The Ruias are ruing new rules
In June, India’s central bank released a list of 12 companies that account for a fourth of all bad loans at Indian banks and face being liquidated under the new Insolvency & Bankruptcy Code. Prominent among them is Essar Steel, controlled by the Ruia brothers, with a debt pile of nearly $7 billion, more than $5 billion of which is labelled non-performing.
Essar Steel, a unit of the brothers’ Essar Group, took the Reserve Bank of India to court, calling its move to refer it for bankruptcy proceedings as “discriminatory and arbitrary”. Essar argued that the Reserve Bank had given 488 other companies an additional six months to arrive at a resolution with their bankers. It had also overlooked the company’s improved financial position as of March 2017, Essar said. But the court dismissed the plea.
The case is now before the National Company Law Tribunal. A court-appointed executive has assumed oversight, and Essar Steel’s board has been suspended. A newly formed creditors committee has nine months to devise a plan to pay off lenders, failing which Essar Steel will be liquidated.
In August, the Ruia brothers concluded a long-delayed $12.9 billion deal to sell the group’s oil assets to Russia’s Rosneft. The bulk of the proceeds will pay down part of Essar Group debt. The siblings (No 41), who at their peak in 2010 were among the top five, with a net worth of $15 billion, have seen their wealth erode to $3.4 billion.

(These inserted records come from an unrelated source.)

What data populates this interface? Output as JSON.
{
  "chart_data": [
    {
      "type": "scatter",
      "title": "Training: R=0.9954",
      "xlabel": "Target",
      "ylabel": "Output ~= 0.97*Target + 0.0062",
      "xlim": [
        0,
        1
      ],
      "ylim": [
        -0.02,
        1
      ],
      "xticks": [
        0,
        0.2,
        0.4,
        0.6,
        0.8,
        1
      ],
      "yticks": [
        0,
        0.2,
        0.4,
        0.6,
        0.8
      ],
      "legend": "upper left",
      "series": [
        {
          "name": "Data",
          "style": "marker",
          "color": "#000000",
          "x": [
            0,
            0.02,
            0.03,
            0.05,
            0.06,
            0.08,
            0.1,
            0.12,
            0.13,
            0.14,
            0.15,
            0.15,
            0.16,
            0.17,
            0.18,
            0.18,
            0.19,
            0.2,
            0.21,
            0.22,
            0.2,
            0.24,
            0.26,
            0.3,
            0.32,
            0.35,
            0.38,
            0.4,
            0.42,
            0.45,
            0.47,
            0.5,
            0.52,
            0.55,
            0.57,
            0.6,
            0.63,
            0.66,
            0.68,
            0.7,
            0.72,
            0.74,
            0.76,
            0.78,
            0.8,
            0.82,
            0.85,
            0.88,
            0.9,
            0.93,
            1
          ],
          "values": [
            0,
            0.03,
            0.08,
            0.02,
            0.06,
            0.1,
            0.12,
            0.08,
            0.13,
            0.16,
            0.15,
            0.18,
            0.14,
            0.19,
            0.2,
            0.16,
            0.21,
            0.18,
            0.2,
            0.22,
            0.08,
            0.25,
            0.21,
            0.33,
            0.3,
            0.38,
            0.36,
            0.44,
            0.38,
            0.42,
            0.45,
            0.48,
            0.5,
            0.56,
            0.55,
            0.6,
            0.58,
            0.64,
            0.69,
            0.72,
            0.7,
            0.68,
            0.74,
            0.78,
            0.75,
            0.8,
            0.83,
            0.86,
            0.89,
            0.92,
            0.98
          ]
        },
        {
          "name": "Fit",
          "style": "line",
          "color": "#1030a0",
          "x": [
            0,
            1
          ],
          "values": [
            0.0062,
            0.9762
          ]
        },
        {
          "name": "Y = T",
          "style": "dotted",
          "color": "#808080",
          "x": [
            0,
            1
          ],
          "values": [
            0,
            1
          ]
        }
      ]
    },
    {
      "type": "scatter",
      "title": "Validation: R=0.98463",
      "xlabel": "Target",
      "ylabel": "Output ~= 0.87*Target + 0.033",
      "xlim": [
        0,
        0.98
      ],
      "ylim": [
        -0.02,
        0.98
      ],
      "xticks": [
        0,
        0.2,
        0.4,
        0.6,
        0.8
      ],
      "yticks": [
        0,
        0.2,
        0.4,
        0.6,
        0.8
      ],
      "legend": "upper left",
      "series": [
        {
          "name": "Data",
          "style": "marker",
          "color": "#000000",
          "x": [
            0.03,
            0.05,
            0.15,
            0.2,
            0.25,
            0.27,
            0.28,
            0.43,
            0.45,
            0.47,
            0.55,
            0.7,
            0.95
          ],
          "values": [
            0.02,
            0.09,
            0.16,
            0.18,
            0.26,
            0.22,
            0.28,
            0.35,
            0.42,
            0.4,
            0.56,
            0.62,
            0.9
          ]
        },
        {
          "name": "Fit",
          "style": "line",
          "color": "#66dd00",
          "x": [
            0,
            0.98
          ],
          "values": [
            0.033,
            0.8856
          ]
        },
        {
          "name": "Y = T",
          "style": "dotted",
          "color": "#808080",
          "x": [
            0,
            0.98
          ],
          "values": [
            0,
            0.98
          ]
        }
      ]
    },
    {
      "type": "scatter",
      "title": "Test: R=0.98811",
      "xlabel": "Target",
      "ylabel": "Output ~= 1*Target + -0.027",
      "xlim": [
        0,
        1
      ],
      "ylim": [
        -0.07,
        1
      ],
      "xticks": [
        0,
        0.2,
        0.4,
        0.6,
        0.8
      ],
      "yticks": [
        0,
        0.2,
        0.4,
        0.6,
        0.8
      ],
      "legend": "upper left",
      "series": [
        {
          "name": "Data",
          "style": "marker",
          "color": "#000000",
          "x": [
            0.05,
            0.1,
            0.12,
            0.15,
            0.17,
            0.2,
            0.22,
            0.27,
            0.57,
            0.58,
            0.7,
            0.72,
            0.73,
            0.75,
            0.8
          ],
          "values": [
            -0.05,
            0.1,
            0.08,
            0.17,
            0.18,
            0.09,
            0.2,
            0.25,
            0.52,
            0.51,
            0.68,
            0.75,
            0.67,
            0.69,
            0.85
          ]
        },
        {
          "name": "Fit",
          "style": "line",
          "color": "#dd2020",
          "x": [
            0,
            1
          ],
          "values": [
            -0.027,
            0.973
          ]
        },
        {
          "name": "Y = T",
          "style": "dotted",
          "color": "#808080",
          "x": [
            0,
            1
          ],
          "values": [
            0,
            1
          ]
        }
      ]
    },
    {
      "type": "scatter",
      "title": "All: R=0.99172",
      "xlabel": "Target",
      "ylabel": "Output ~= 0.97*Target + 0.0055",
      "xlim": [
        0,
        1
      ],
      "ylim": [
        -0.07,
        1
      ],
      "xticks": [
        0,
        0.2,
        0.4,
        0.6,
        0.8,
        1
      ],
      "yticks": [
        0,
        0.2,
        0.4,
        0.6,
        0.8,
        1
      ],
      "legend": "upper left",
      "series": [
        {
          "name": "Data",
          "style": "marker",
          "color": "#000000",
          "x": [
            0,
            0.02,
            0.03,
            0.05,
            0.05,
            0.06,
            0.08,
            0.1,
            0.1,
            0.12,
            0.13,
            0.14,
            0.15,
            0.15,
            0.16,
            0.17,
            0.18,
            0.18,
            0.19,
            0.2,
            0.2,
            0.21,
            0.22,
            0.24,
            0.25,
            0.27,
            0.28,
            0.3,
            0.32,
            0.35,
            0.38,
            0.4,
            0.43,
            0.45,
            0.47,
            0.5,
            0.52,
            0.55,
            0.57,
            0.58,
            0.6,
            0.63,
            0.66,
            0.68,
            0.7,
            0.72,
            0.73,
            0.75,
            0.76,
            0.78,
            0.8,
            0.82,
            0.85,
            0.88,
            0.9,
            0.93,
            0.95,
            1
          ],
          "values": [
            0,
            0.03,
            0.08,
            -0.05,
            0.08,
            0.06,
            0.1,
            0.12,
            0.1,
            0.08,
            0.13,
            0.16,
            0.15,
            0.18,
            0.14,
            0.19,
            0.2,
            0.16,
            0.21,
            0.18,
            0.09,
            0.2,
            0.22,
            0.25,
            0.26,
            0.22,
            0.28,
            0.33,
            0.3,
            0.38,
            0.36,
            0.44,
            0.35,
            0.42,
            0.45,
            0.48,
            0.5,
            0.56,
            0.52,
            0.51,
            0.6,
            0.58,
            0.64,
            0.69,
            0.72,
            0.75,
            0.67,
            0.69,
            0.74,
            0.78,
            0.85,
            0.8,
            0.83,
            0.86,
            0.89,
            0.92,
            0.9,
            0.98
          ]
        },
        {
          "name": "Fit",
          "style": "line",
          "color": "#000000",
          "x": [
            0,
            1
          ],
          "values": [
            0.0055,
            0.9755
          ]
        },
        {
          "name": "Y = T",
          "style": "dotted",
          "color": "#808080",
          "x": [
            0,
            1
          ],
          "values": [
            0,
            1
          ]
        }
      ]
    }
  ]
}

Several high-flying billionaires, undone by their appetites for debt, have disappeared from the ranks altogether. One notable figure is liquor and airline baron Vijay Mallya, who fled the country in 2016 after his Kingfisher Airlines reneged on loans of more than $1 billion.
Another big defaulter in the central bank’s list is Bhushan Steel, which produces steel sheets for the auto industry and owes banks $6.9 billion. The company’s chairman, Brij Bhushan Singal, dropped off in 2014. Singal’s estranged older son, Sanjay Singal, who runs his own steel business and is weighed down by debt of $5.7 billion, lost his spot in 2015.

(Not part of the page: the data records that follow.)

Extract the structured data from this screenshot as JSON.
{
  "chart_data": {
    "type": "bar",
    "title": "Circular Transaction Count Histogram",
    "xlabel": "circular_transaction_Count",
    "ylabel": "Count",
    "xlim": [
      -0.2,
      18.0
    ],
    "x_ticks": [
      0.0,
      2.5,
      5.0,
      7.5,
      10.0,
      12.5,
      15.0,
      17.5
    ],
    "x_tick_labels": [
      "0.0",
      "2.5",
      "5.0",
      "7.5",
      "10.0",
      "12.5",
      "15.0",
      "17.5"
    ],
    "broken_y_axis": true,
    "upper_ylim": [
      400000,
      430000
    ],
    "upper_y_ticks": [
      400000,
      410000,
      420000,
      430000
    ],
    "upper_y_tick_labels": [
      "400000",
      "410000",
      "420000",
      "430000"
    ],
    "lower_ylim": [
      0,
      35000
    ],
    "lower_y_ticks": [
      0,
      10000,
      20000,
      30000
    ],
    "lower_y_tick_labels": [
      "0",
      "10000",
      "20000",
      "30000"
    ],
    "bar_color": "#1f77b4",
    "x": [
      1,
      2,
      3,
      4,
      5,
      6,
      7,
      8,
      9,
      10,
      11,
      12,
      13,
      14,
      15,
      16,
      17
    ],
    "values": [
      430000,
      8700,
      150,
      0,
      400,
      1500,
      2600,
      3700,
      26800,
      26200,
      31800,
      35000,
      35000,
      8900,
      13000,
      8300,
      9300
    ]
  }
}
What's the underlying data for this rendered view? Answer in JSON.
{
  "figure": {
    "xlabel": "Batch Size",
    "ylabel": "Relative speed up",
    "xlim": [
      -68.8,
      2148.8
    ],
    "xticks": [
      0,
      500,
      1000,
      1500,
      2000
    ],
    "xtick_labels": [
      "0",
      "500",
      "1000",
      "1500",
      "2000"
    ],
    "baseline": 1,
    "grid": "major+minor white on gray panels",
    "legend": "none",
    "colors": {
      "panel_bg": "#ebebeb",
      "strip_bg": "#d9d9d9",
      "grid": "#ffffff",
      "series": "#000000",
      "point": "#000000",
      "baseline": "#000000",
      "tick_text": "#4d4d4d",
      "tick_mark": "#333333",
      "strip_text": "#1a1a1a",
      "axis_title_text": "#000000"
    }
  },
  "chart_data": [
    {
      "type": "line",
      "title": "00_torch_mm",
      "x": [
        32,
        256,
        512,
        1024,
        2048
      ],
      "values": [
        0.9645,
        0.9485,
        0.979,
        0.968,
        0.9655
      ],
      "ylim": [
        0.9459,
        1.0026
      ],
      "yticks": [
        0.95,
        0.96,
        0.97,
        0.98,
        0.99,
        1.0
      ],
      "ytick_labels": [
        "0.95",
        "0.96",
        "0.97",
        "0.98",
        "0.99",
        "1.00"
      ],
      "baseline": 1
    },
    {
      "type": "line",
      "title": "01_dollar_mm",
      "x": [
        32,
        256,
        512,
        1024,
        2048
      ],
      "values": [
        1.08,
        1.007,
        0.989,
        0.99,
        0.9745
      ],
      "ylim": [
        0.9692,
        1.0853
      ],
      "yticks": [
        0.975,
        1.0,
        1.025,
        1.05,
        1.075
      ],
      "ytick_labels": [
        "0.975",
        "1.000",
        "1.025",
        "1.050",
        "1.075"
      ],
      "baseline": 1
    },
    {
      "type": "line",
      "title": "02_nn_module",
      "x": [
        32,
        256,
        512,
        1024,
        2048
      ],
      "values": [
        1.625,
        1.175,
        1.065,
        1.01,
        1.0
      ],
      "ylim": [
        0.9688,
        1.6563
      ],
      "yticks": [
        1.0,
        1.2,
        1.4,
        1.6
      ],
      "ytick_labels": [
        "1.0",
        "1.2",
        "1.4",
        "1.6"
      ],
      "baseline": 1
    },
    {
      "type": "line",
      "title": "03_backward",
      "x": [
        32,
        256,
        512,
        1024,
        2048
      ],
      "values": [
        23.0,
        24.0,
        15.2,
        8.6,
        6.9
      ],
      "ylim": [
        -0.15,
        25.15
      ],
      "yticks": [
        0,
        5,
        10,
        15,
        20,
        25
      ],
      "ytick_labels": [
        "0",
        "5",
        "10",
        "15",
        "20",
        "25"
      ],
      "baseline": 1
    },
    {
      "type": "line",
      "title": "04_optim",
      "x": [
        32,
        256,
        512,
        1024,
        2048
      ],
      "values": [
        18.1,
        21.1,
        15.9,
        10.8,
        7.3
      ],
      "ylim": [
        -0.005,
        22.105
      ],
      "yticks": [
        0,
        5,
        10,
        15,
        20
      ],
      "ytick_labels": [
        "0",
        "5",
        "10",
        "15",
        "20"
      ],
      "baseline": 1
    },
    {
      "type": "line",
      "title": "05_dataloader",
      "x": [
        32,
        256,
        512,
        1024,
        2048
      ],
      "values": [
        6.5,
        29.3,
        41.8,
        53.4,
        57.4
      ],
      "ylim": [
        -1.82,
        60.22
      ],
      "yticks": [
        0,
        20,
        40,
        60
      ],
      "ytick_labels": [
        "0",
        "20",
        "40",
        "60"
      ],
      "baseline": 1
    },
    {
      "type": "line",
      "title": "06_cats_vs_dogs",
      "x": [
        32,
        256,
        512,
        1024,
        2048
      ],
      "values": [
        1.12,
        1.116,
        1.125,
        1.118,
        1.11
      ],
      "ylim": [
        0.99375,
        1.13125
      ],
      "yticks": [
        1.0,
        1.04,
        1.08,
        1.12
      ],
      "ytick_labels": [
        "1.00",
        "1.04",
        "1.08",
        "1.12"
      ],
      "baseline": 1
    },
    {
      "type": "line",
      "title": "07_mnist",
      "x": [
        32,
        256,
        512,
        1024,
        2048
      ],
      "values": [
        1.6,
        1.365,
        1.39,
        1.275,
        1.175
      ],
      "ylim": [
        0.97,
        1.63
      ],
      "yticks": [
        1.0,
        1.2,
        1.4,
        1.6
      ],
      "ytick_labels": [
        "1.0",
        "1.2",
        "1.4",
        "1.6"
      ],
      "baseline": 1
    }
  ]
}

Other highly leveraged drop-offs are hydropower pioneer Jaiprakash Gaur, founder of the Jaypee Group, and L Madhusudhan Rao of Lanco Infratech, who last featured among the richest in 2011 and 2012. “Many companies overinvested in the exuberant period preceding the global financial crisis,” says Rakesh Arora, managing partner of Go India Advisors, a Mumbai strategic advisory firm. “Banks were guilty of giving them loans even when their equity base was too low.”
The court’s tough stance in the Essar case should curb both borrowers and lenders from going overboard. Education firm Educomp, founded by former lister Shantanu Prakash, who was worth $920 million in 2009, voluntarily applied to restructure its $320 million debt under the new law.